Everything in his life is at the mercy of others; this is a challenging concept for a child to understand. A foster child is considered "lucky" to have survived those moments that ultimately brought him to foster care, which is itself a loss, as Naftzger says.

"One shouldn't have to be lucky to have a loving family. To be lucky is to have no control whatsoever. That is the loss."

Loss of closure

Many foster kids don't even know what pieces of their lives they are missing or where those pieces fit. This "not knowing" creates unanswered questions, a struggle to predict outcomes, and a sense of loose ends left untied.

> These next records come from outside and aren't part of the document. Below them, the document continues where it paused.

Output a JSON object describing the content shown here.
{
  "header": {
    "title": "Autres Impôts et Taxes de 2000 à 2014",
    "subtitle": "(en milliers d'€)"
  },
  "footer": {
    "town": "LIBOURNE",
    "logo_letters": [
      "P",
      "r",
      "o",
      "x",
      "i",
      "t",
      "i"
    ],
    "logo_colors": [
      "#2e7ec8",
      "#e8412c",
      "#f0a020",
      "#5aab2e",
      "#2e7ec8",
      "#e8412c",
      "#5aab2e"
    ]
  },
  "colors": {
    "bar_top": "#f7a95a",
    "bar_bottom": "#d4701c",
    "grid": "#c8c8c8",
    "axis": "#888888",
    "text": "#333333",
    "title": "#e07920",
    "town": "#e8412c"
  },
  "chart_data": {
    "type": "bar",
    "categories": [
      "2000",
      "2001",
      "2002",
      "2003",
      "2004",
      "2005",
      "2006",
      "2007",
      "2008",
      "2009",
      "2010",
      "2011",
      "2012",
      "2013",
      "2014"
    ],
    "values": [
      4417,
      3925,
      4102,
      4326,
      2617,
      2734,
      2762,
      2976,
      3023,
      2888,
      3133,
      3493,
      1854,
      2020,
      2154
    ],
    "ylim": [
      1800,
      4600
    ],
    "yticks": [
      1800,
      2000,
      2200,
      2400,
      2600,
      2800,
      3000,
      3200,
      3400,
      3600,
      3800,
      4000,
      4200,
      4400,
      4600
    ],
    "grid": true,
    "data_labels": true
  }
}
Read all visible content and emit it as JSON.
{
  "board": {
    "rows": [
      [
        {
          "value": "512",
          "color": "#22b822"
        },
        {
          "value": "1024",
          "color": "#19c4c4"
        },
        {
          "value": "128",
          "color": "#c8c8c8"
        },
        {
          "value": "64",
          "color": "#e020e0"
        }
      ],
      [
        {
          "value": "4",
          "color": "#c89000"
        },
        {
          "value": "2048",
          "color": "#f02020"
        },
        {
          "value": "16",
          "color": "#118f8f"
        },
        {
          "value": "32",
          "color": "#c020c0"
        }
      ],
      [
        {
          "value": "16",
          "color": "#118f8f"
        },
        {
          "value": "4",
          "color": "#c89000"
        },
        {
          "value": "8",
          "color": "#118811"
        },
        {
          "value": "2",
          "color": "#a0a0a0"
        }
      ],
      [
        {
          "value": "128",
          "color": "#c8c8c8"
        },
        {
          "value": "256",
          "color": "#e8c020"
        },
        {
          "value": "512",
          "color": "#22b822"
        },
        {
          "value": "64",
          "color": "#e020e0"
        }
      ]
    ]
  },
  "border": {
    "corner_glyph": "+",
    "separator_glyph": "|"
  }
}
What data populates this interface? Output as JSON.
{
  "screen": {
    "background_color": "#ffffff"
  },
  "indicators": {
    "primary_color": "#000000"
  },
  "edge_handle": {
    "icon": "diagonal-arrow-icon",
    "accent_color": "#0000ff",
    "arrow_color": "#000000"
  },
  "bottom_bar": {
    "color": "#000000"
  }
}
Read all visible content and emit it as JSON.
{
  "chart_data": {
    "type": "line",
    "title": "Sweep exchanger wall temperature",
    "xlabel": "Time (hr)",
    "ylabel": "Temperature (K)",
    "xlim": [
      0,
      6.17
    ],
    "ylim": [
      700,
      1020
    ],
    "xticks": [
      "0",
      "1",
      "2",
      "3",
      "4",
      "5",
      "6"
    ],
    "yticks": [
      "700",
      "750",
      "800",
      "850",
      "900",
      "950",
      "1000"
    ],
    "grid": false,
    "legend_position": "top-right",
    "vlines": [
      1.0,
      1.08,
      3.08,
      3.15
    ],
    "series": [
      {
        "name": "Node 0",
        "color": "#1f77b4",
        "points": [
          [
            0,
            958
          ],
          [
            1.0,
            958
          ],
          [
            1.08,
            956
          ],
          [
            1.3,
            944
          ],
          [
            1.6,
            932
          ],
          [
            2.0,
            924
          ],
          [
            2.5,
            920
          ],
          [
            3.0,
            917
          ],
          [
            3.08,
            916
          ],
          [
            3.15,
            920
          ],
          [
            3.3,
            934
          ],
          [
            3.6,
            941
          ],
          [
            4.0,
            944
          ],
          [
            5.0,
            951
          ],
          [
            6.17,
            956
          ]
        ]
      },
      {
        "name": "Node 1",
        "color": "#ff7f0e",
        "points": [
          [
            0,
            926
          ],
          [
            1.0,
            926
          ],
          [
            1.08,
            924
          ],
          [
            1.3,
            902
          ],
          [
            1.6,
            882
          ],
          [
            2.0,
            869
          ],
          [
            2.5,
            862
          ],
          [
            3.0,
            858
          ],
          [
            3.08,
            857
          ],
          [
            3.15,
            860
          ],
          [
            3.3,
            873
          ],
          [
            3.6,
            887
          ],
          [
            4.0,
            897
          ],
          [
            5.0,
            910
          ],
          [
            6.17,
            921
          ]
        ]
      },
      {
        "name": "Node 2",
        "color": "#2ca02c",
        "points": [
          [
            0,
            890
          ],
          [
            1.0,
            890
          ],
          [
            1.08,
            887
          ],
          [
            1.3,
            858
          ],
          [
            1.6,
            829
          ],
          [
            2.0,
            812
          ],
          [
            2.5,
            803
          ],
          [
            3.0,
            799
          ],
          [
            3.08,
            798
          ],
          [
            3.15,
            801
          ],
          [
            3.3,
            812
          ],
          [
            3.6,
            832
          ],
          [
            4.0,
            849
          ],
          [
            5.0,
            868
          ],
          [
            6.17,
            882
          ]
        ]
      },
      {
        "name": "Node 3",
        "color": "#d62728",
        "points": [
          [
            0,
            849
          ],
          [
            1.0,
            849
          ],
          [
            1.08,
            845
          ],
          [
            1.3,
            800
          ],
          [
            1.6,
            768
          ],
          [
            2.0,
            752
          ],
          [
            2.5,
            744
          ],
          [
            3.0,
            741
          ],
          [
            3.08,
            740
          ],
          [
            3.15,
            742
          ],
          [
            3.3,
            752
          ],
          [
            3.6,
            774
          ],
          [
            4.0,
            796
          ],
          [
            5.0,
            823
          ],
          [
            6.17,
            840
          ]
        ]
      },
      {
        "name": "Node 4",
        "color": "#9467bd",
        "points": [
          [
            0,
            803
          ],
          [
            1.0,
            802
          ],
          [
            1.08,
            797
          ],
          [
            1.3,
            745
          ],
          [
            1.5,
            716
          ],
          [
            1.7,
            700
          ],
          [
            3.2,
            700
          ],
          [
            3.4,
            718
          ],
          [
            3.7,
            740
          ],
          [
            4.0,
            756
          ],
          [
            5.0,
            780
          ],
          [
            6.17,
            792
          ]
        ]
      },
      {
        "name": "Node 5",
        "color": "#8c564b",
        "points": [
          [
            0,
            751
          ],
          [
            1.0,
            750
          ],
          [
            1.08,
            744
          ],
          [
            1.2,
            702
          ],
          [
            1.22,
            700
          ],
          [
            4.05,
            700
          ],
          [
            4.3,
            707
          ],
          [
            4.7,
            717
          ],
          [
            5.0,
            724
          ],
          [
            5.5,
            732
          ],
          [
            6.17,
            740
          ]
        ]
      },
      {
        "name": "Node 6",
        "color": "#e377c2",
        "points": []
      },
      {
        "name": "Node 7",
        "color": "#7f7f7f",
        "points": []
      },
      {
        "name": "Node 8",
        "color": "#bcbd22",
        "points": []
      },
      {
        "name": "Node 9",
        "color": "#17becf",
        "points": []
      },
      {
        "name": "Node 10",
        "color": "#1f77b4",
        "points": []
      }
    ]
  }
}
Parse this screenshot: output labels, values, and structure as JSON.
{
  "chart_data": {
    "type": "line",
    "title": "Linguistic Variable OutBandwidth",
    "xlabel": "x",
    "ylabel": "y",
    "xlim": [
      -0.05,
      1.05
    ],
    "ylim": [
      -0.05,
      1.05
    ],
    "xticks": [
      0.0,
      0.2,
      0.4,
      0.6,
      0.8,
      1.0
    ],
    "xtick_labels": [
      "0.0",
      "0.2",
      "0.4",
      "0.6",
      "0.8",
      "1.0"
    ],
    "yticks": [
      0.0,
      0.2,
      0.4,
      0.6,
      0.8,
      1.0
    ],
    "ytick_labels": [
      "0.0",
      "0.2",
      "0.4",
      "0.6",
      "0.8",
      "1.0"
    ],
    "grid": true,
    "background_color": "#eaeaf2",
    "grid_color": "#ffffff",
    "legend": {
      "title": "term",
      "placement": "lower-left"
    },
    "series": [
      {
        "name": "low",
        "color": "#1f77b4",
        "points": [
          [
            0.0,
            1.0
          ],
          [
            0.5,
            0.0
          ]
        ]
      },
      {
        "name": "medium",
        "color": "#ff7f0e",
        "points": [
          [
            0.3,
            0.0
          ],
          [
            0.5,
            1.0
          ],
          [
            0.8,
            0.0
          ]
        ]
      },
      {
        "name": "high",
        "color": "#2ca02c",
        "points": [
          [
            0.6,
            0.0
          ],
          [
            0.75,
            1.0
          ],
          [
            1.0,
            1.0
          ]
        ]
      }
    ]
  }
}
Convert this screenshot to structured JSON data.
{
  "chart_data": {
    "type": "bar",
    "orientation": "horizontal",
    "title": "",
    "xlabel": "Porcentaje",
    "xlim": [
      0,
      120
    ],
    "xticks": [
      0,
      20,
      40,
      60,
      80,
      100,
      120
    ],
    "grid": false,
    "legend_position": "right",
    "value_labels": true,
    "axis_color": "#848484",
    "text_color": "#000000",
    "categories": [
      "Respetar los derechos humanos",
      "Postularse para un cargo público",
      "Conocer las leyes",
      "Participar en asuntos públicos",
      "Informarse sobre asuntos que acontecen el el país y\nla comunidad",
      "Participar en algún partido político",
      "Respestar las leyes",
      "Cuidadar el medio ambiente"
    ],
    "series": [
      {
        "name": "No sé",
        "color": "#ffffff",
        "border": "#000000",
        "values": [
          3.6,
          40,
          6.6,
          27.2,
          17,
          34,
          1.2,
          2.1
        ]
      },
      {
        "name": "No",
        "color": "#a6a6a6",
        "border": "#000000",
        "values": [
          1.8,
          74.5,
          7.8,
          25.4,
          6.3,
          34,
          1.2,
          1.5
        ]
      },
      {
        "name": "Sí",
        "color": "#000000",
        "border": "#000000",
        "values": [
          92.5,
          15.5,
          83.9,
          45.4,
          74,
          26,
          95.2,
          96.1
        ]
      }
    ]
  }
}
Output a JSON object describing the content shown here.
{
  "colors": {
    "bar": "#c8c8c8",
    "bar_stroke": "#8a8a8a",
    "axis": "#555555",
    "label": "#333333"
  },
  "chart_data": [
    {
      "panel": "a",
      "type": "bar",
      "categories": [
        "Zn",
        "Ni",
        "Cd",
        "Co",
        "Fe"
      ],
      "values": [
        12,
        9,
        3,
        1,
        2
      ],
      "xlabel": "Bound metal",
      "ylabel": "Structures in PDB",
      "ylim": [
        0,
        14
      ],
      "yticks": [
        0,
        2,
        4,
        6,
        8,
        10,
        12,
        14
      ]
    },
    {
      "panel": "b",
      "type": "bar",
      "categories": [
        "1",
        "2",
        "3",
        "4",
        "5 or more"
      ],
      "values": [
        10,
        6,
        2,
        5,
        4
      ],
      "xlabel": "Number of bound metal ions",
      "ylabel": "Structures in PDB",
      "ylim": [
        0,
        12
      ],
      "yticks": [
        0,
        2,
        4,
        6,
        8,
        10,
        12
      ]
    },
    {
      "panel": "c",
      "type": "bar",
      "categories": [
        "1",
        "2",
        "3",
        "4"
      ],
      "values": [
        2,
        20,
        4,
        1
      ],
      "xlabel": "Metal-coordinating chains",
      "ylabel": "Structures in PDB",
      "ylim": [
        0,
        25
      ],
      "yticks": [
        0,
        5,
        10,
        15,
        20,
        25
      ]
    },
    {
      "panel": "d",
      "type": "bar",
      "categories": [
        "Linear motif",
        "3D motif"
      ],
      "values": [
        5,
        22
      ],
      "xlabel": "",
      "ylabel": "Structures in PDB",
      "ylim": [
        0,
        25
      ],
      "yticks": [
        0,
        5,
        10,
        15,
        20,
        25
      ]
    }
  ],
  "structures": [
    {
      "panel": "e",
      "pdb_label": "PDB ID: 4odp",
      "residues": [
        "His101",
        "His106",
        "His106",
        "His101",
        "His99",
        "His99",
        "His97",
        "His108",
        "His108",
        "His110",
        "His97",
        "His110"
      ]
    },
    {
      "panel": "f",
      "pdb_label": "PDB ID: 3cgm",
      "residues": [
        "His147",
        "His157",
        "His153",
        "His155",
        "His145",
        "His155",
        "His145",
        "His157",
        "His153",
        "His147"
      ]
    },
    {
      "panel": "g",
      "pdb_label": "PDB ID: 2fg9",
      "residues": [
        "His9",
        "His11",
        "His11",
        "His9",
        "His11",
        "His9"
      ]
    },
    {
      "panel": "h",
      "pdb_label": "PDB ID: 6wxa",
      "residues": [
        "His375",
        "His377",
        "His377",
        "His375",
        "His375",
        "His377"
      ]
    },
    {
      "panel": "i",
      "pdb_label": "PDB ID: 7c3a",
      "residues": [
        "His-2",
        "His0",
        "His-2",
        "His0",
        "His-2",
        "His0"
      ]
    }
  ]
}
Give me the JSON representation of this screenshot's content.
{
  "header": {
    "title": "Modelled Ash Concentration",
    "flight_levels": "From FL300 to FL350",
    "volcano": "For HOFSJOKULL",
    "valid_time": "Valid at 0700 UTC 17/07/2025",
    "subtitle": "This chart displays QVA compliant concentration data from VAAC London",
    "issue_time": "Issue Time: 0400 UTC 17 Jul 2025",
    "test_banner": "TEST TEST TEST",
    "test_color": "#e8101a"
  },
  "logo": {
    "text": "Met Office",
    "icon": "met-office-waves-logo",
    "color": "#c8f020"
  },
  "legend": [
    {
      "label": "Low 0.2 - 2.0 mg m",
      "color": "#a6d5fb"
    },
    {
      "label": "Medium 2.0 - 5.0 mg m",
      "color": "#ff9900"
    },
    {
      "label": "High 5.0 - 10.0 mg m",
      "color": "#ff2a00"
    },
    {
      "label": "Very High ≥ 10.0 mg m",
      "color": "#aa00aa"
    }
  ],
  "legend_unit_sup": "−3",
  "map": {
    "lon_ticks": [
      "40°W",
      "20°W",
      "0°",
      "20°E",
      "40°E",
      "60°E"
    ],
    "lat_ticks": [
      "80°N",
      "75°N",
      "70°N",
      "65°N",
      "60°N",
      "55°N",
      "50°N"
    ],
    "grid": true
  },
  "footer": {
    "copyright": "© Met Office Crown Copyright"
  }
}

Naftzger uses the metaphor of a 100-piece puzzle with 99 pieces in place and one piece missing forever. That word picture is sadly all too-haunting and real for many foster kids.

Loss of trust in adults

Children are supposed to be able to count on the adults in their lives. When the outcome of trusting those adults becomes unhealthy, dangerous, or uncertain, as in many foster kids' experiences, those kids struggle to trust adults again. Understanding the depth of that loss and re-building the child's ability to trust you while they are in your home can be an uphill climb.

Loss of innocence

Foster children don't just suffer from the consequences of trauma or neglect by losing their home and their parents. The day their childhood stopped being safe and good, they also suffered the loss of innocence. They acknowledge that loss is a loving way to help them navigate unknown territory.

Loss of worth

The tween and teen years are typically full of self-doubt and self-consciousness regarding one's appearance, abilities, and identities. Foster and adoptive adolescents can be subject to a more profound self-hatred that goes to the core of their identity and focuses on hatred of their ethnic features or appearances as they are different from their foster or adopted family. That longing to look like the rest of their world can translate to a loss of self-worth.

Loss of accountability

Many kids come through the foster system through unjust and unfair circumstances. They never see justice or resolution for themselves. The lack of accountability for those actions committed against foster kids is a huge loss. Naftzger calls it "an inaccessible privilege."

The Good News: Loss Isn't The Whole Story

These eight losses can have a profound effect on foster kids as they navigate toward adolescence and adulthood. When foster parents take the time to think through these losses and their consequences, they can sit alongside their foster children in a deeper level of understanding and empathy.

The beauty of understanding these losses and navigating them with the foster children in your home is that the losses are not their full story. The children's stories in your home can be full of promise, as unique and evolving as each precious child.

The privilege of foster parenting is that you can equip yourself with this kind of understanding and then use it to guide the child to healthy attachments, improved behavior, and healing, even if they are only in your home for a short time. That guidance will make a massive difference in that child's future as they gain independent living skills or enter different types of foster care, if this is long-term or adoption. Children and youth need permanent homes and connections to our community as they navigate the US foster care system.

As the Foster Parent Advocate, I found the excerpts from Katie Naftzger's book incredibly insightful. As you navigate the fostering/adoptive journey, I hope you understand some of what these children may have and may be experiencing. It will give you a sense of calm as you both process through together. As you embark on the journey, remember to enjoy Enjoy the impact you are making.